Is this good for creators — or a warning sign?
Let's be real: there's something deeply weird about the world's most powerful AI company buying its own media outlet and calling it independent. The "editorial independence covenant" is a nice gesture, but TBPN now reports to the guy who runs OpenAI's political lobbying. Make of that what you will.
But the flip side is genuinely exciting. Two creators with zero outside funding built a $30 million media business in 18 months — then sold it to one of the most valuable companies on Earth. That trajectory was unthinkable five years ago. It validates what many creators already feel: that authentic, creator-built media is increasingly more valuable than legacy institutions.

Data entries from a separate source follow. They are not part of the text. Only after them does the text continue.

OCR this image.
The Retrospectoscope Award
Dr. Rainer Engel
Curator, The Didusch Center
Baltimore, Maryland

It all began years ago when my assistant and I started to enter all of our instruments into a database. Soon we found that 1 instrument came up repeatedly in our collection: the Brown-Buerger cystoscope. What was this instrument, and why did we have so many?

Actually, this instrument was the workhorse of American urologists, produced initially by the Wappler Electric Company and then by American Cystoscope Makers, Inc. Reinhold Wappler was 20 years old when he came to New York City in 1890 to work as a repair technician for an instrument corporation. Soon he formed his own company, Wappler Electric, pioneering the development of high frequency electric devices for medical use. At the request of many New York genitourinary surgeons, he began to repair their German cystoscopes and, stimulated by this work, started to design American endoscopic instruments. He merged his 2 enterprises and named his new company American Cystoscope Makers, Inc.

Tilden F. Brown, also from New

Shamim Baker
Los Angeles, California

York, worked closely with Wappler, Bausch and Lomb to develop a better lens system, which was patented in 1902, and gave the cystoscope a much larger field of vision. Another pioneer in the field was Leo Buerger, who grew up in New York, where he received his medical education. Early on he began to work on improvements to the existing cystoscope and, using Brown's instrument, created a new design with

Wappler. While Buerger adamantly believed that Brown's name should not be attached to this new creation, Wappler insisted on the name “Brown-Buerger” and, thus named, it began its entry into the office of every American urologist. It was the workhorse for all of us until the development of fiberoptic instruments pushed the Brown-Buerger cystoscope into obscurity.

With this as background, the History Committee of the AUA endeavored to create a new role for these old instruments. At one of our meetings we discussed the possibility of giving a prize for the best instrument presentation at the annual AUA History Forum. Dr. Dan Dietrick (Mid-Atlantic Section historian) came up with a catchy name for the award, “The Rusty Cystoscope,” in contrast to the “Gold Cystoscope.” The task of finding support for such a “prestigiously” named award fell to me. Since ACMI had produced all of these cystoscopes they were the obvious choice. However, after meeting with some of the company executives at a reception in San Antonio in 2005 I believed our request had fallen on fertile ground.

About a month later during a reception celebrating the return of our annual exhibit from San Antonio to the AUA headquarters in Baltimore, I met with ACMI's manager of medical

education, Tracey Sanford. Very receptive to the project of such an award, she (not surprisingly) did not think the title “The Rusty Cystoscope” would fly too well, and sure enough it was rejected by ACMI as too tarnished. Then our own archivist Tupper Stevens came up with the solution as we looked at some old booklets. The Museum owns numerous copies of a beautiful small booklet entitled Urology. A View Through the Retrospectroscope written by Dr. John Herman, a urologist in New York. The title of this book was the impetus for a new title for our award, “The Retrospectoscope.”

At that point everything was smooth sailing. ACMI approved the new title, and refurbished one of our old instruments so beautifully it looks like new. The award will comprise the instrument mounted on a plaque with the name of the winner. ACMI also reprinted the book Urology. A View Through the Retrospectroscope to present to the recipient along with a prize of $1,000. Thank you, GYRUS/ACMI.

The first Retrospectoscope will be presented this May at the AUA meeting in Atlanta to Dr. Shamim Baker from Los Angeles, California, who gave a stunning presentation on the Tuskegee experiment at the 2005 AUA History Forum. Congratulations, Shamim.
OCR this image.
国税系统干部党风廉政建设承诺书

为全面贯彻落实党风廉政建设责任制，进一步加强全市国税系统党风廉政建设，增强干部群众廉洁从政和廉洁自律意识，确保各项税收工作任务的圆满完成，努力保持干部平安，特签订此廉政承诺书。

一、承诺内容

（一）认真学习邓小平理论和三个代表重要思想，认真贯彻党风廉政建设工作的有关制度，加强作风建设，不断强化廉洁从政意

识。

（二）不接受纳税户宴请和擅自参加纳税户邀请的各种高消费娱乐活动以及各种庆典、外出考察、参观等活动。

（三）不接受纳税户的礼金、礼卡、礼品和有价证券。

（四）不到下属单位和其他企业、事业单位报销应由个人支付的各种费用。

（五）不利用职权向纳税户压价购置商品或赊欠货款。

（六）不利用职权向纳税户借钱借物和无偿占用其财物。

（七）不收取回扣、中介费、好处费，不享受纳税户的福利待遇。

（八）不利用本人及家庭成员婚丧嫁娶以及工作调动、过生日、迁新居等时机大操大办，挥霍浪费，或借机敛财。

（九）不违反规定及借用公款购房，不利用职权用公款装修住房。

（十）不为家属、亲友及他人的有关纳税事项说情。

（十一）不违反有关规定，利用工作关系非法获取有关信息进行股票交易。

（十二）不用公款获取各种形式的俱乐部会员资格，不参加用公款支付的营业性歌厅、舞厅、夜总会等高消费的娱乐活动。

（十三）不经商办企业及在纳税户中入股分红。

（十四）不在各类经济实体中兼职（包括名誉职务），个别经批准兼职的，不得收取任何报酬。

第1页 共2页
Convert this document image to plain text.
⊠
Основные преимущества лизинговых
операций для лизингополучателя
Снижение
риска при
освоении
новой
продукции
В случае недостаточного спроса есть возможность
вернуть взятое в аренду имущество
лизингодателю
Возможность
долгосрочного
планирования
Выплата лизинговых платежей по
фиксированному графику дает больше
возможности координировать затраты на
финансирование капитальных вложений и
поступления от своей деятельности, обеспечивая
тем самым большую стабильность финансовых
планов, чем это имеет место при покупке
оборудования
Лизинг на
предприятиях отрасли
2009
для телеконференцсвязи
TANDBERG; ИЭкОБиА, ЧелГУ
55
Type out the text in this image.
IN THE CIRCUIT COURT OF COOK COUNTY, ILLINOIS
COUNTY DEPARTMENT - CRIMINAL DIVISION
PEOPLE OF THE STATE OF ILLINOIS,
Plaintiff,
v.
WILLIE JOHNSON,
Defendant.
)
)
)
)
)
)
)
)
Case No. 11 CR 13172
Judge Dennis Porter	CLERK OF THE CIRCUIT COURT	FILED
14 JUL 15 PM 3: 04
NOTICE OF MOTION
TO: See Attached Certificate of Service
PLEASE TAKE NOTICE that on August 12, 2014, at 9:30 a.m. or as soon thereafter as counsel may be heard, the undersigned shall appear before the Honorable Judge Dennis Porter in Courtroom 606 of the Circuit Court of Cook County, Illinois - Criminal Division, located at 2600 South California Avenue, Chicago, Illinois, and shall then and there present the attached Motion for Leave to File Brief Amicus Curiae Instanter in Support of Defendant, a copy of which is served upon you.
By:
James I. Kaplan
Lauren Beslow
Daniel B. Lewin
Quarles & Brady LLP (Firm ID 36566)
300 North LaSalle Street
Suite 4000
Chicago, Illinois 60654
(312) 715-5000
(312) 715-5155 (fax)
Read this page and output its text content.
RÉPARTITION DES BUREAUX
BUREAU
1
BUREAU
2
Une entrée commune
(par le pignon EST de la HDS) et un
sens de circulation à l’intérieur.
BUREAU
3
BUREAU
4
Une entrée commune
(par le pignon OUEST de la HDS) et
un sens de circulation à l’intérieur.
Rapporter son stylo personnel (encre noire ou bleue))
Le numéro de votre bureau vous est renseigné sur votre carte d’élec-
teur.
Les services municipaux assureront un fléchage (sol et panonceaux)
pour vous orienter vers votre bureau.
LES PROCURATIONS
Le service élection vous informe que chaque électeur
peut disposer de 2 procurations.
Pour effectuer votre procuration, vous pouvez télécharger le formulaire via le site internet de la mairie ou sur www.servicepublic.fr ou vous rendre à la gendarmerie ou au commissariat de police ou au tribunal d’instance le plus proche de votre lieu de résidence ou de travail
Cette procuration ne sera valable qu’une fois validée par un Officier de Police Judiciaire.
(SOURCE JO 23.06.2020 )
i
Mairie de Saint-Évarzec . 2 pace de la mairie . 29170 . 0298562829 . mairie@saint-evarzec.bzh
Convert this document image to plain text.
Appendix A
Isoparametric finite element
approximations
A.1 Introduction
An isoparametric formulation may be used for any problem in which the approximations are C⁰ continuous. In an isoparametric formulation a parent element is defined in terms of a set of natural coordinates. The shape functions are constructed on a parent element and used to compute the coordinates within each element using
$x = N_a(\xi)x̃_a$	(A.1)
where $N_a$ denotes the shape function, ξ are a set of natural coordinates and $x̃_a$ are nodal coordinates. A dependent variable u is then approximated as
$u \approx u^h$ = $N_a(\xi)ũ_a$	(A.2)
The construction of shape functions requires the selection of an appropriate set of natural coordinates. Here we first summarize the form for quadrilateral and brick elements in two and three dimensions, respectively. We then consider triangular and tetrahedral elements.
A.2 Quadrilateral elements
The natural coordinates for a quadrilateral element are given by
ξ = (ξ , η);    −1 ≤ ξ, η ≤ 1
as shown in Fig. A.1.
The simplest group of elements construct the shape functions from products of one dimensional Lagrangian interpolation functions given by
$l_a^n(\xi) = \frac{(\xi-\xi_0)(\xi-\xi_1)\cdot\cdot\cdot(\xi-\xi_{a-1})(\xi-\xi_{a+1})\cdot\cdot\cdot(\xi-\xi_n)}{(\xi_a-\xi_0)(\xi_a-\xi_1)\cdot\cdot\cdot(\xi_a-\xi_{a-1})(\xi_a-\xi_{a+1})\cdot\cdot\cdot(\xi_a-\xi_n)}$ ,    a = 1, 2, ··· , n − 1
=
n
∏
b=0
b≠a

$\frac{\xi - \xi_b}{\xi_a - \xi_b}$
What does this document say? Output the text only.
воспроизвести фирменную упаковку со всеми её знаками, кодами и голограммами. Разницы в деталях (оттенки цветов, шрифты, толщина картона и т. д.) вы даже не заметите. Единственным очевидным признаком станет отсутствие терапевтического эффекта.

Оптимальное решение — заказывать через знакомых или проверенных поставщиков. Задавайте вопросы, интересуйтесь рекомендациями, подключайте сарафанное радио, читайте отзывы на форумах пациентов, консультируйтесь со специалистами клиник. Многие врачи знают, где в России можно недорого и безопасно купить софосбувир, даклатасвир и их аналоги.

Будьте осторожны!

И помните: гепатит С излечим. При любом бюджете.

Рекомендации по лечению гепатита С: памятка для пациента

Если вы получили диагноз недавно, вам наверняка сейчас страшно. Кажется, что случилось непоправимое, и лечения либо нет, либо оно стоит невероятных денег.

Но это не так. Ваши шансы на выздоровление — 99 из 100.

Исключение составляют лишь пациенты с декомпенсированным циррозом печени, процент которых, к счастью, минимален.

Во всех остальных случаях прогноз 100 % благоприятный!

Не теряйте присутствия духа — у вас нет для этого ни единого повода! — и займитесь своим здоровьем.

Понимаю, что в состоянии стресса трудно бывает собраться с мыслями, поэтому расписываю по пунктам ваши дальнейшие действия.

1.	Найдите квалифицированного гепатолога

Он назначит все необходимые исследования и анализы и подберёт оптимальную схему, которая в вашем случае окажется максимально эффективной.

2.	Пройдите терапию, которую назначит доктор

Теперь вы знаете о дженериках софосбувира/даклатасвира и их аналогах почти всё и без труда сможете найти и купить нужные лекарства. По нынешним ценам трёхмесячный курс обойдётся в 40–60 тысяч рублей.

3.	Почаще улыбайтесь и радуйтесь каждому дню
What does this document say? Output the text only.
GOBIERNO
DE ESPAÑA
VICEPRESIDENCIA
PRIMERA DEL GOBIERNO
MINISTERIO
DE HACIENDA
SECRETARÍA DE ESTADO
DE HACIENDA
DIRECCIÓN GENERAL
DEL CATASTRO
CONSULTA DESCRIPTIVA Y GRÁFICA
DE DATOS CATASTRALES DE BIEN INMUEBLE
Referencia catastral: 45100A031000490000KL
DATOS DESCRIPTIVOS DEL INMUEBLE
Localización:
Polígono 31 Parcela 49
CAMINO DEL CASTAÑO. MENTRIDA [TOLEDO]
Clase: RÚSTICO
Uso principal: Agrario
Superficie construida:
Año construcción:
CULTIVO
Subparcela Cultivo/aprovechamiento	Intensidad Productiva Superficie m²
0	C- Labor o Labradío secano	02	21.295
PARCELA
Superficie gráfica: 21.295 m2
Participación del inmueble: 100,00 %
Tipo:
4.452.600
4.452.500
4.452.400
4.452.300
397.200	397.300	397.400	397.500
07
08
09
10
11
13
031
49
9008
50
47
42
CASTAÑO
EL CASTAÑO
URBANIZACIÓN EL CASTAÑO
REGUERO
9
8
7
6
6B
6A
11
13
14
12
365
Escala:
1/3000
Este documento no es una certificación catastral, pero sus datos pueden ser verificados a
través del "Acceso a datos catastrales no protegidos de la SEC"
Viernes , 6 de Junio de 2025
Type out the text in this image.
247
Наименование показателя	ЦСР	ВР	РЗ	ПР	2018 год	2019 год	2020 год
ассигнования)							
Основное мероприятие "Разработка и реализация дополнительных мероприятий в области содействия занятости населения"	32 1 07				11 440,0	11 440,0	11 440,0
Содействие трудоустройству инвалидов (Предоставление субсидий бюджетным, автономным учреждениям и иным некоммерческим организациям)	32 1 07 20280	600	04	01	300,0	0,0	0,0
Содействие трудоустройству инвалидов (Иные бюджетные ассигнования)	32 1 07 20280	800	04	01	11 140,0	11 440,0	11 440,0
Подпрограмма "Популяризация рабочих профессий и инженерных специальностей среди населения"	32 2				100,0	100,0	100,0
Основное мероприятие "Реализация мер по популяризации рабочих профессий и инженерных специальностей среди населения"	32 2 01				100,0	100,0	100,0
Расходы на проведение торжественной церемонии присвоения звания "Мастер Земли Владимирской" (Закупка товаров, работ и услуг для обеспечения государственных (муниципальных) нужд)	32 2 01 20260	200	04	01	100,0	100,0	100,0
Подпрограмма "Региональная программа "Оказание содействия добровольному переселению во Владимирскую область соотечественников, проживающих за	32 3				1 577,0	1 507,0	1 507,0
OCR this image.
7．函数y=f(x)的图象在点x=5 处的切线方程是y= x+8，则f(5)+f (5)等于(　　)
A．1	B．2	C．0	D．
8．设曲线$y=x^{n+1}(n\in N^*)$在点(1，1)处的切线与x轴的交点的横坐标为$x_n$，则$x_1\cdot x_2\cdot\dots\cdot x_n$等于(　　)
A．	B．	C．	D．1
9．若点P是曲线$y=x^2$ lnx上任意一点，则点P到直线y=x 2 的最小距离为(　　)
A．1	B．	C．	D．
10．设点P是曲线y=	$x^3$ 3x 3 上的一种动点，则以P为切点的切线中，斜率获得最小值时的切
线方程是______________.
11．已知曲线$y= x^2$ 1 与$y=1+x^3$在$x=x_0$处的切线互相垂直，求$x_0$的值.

The TBPN acquisition isn't just a tech deal. It's a signal flare. AI companies don't just want your attention anymore — they want to own the voices their audiences already trust. For creators, that's both an opportunity and a cautionary tale. Build something people trust, build it in a space that matters, and you might just build something an $850 billion company cannot replicate. Just make sure you read the covenant before you sign.
Frequently Asked Questions
What is TBPN and why did OpenAI acquire it?
TBPN (Technology Business Programming Network) is a daily three-hour livestreamed tech talk show hosted by former founders John Coogan and Jordi Hays. It airs weekdays on X, YouTube, and LinkedIn, averaging 70,000 viewers per episode. OpenAI acquired TBPN as part of a new communications strategy, with the show becoming part of OpenAI's Strategy organization. Financial terms were not disclosed.
How much revenue was TBPN generating before the OpenAI acquisition?
TBPN generated approximately $5 million in advertising revenue in 2025 and was on track to exceed $30 million in 2026, according to The Wall Street Journal. The company was profitable with no outside investors and had 25+ sponsors including Google Gemini, Figma, Ramp, and Shopify. OpenAI is shutting down TBPN's ad business entirely.
Will TBPN remain editorially independent under OpenAI?
OpenAI has established an 'Editorial Independence Covenant' stating TBPN will control its own programming, guests, and editorial decisions. However, TBPN will report to Chris Lehane, OpenAI's chief global affairs officer, and the hosts will also assist OpenAI with communications and marketing outside the show. Critics have raised concerns about potential conflicts of interest.
Who are TBPN's hosts John Coogan and Jordi Hays?
John Coogan and Jordi Hays are former tech founders who launched TBPN in October 2024 and began daily three-hour livestreams in March 2025. According to TechCrunch, Coogan has worked with Sam Altman for over a decade — Altman funded his first company in 2013. The show has hosted guests like Mark Zuckerberg, Satya Nadella, and Alex Karp.
What does the OpenAI-TBPN deal mean for the creator economy?
The acquisition signals that AI companies are entering the creator economy as acquirers, not just sponsors. It validates that creator-built media properties in high-value niches can become strategic corporate assets. For creators, it demonstrates that trusted niche audiences — even small ones — can be more valuable than mass reach, especially in industries like AI, fintech, and climate tech.